DFF Ventures announced the close of their third fund at €70m! The pre-seed VC firm will invest in software and AI startups from the inception stage.
Eka Ventures has raised $107m for its second fund! The impact investor will invest $2m tickets in up to 30 UK-based pre-seed and seed-stage startups.
Empirical Ventures secured £10m from the British Business Bank! The fund will back science-led startups helping technical founders commercialise.
Kurma Partners has closed their Biofund IV at €215m! The healthcare-focused VC will back around 20 European biotech ventures from Paris.
Passion Capital has closed a €46m Fund IV! The London-based seed fund will provide first cheques to founders building in AI and fintech across the UK and Europe.

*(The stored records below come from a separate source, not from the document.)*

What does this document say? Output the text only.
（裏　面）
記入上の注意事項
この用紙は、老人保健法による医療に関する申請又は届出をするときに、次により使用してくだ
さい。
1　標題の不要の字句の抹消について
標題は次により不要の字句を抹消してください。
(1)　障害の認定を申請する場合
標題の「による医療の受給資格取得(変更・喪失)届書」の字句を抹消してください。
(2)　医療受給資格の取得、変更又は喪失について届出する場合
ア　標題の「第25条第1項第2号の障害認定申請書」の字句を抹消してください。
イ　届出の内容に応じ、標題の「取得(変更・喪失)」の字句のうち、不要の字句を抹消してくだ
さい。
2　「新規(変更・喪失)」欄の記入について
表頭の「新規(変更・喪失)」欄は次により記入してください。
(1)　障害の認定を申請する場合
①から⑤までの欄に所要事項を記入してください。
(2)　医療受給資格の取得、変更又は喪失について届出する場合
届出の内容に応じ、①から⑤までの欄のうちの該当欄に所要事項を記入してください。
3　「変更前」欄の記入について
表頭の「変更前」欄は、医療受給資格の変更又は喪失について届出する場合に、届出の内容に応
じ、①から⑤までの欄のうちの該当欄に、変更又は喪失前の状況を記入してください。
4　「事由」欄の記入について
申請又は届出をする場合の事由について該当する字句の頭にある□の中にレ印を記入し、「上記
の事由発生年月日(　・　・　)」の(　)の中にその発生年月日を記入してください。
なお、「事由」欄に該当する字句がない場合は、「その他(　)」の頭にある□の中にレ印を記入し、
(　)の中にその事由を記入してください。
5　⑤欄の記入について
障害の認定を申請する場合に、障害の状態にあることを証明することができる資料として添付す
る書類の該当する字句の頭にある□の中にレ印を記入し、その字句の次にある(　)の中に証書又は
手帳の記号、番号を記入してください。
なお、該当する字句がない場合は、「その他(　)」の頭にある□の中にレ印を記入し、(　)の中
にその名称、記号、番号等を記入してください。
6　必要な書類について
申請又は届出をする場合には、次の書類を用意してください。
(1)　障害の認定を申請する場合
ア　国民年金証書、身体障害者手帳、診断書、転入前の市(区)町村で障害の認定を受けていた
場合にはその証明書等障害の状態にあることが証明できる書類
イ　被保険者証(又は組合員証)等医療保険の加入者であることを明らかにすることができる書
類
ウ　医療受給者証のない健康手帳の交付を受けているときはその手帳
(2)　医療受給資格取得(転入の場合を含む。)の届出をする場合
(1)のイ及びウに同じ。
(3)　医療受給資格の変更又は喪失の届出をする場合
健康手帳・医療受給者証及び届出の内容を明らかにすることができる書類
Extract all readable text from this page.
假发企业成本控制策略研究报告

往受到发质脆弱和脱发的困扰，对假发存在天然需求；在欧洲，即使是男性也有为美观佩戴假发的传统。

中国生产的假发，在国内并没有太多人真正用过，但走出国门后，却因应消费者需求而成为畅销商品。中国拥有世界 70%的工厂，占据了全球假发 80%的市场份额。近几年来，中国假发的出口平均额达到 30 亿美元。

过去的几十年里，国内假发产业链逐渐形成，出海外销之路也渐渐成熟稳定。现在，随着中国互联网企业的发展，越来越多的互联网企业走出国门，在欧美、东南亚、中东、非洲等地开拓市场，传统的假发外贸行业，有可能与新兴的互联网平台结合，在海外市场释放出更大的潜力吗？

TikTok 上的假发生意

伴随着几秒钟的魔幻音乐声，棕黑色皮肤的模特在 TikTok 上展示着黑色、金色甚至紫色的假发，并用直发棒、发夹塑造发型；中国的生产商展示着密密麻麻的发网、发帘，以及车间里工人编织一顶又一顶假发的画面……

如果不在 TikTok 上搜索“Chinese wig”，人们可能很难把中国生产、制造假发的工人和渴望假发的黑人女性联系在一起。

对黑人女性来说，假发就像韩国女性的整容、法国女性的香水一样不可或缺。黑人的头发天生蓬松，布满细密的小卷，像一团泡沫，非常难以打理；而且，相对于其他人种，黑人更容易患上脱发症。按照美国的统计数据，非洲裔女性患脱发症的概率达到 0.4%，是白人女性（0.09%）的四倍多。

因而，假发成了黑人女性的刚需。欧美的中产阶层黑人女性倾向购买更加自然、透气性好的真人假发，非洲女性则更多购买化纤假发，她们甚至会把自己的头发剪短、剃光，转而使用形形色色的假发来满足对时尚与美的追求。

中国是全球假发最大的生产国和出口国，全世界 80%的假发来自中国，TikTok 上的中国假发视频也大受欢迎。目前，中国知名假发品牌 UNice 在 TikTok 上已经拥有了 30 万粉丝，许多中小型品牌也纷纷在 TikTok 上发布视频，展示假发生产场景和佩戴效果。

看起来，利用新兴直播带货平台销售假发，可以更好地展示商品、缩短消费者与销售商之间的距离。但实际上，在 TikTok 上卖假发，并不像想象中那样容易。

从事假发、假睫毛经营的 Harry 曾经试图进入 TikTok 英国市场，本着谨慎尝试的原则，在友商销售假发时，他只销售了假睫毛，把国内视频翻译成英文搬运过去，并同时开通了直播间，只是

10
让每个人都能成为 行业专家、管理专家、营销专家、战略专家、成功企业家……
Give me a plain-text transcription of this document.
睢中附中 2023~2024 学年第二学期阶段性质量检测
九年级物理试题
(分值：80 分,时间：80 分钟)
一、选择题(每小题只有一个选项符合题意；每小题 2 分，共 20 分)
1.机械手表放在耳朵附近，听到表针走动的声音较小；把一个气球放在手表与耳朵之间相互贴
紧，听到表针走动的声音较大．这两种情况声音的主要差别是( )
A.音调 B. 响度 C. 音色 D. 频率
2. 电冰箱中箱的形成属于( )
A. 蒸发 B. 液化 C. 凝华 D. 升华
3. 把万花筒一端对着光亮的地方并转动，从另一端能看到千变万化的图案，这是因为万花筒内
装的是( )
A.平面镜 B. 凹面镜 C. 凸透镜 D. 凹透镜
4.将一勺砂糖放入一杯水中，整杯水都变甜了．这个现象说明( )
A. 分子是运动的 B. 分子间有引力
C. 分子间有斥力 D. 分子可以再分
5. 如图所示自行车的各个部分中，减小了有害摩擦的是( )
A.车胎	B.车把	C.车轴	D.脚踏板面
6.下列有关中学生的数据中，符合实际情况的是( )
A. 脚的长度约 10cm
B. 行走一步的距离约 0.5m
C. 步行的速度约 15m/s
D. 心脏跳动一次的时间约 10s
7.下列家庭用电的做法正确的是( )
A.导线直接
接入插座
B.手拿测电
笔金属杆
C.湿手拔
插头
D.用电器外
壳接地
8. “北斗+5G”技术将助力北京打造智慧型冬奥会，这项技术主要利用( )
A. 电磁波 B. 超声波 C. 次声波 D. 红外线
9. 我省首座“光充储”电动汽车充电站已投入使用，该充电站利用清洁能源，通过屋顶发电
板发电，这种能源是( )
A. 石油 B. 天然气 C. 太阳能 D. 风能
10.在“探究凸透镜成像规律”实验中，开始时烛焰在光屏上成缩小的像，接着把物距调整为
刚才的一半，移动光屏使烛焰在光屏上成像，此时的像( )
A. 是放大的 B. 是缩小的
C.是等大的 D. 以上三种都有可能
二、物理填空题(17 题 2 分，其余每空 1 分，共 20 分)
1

SHIFT Invest has raised €92m in the first close of its fourth fund! The Dutch firm will back early-stage startups and scale-ups across the Netherlands and Northwestern Europe.
Ventech has closed its €175m Fund VI! The Paris-based early-stage VC will support around 35 European startups, with half the capital dedicated to AI-driven applications.
Vireo Ventures has closed its €50m Electrification Fund I! The German early-stage VC will back founders building the electrified future across Europe.